Consider the the following Hamiltonian that describes fermions (\( a_j \)) that are coupled to bath modes (\( b_k \)).
\( \mathcal{H} = \sum_j J_{i,j} a_i^{\dagger} a_j + \sum_k \omega_k b_k^{\dagger} b_k + a_0^{\dagger} a_0 \sum_{k} \gamma_k (b_k^{\dagger}+b_k) \).
Note that \( \epsilon_j = J_{j,j} \) are the on-site energies, while the off-diagonal elements generate hopping \( K \) between connected sites.
(1) Explain why the \(K=0\) model is trivial. Specify the constants of motion ("good quantum numbers"), and write what are the associated "blocks" of the Hamiltonian.
(2) Use the results of Ex9753 in order to define new \( c_k \) coordinates, and write what are the eigenvalues \( E_{\nu} \) of \( \mathcal{H} \) per-block.
(3) The transformation from \( (a_j,b_k) \) to \( (a_j,c_k) \) is not canonical. Explain why. Using the transformation matrix \( S \) of Ex9753 define a proper canonical transformation from \( (a_j,b_k) \) to \( (d_j,c_k) \).

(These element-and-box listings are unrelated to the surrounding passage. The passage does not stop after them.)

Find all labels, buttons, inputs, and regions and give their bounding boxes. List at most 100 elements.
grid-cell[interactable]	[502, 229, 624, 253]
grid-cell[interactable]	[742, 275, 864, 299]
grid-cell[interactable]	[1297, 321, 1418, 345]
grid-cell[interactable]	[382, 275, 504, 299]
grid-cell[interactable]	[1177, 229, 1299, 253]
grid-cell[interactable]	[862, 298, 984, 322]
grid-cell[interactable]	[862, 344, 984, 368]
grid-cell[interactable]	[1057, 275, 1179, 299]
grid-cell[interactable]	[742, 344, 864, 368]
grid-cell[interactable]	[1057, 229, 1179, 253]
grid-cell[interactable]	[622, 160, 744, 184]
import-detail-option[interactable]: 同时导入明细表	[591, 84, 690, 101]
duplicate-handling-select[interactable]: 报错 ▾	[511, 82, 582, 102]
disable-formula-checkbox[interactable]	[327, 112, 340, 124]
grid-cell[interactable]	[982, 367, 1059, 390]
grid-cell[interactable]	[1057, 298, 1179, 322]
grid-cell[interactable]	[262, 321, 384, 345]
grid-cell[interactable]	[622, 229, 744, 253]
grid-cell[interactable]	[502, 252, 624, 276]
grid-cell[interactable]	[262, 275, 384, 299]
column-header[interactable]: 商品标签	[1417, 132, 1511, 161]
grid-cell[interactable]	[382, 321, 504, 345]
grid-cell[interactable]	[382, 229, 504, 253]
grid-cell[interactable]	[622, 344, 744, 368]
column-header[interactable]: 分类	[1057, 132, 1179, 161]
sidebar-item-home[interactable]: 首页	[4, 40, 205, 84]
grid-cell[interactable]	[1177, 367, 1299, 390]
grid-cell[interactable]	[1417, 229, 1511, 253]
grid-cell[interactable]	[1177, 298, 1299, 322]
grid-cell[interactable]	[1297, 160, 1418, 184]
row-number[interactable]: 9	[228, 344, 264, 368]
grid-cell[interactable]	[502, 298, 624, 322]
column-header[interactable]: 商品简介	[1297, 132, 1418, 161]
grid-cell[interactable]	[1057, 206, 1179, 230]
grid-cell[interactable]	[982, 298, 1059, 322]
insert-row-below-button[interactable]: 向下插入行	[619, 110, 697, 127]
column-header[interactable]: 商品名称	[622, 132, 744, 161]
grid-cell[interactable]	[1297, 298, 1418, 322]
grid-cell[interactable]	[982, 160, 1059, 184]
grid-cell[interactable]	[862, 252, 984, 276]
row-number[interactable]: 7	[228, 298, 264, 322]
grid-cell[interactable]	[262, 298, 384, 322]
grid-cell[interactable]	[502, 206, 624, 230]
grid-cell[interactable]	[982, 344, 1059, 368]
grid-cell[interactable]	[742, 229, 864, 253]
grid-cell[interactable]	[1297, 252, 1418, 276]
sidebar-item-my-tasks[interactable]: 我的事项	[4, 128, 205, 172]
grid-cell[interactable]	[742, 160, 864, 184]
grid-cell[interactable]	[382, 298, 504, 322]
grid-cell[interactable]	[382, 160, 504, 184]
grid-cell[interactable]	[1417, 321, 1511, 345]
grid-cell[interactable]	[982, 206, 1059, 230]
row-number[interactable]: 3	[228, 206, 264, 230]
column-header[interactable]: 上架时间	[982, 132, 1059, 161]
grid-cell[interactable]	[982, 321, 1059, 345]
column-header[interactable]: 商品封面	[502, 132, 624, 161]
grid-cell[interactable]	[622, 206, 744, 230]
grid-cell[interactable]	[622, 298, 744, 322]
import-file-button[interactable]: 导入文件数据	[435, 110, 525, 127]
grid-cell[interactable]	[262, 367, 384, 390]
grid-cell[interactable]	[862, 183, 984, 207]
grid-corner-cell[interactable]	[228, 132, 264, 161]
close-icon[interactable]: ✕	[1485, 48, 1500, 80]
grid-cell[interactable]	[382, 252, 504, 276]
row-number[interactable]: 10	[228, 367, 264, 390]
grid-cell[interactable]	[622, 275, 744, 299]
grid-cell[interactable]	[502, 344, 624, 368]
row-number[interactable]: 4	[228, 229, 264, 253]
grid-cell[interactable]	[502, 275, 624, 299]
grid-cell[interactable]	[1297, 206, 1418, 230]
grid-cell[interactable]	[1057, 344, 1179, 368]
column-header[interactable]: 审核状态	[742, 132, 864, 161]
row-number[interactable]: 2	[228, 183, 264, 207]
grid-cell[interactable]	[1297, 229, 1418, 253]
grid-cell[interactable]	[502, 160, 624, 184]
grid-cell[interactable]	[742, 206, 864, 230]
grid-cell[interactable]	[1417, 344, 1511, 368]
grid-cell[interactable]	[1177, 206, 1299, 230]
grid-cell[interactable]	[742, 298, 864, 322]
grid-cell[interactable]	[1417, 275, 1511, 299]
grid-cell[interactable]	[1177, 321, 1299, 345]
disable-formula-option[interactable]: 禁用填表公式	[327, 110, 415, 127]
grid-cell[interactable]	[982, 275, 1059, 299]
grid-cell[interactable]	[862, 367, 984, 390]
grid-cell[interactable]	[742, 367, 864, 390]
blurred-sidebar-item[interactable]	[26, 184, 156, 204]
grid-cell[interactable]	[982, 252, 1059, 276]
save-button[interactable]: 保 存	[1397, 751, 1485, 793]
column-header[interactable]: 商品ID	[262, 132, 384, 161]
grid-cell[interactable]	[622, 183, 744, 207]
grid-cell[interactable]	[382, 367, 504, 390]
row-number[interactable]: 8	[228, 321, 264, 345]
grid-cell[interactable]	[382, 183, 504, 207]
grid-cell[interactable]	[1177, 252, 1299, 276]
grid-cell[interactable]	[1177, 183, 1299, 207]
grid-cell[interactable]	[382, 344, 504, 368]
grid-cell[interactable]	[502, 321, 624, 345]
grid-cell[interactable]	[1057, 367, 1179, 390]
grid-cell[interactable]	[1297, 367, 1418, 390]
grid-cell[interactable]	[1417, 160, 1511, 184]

(4) Write expression for the Hamiltonian in the \( (d_j,c_k) \) coordinates. Specifically, show that there is an extra Hubbard-like interaction term \(U\); that there is detuning of the dot binding energy; and that the dot-lead hopping term is modified.
(5) Assume that the bath oscillators have high-frequencies, hence they stay in the ground state during the dynamics. Under such assumption, write what is the dressed value of \( K \). Explain the implication for the effective mass in the Polaron problem.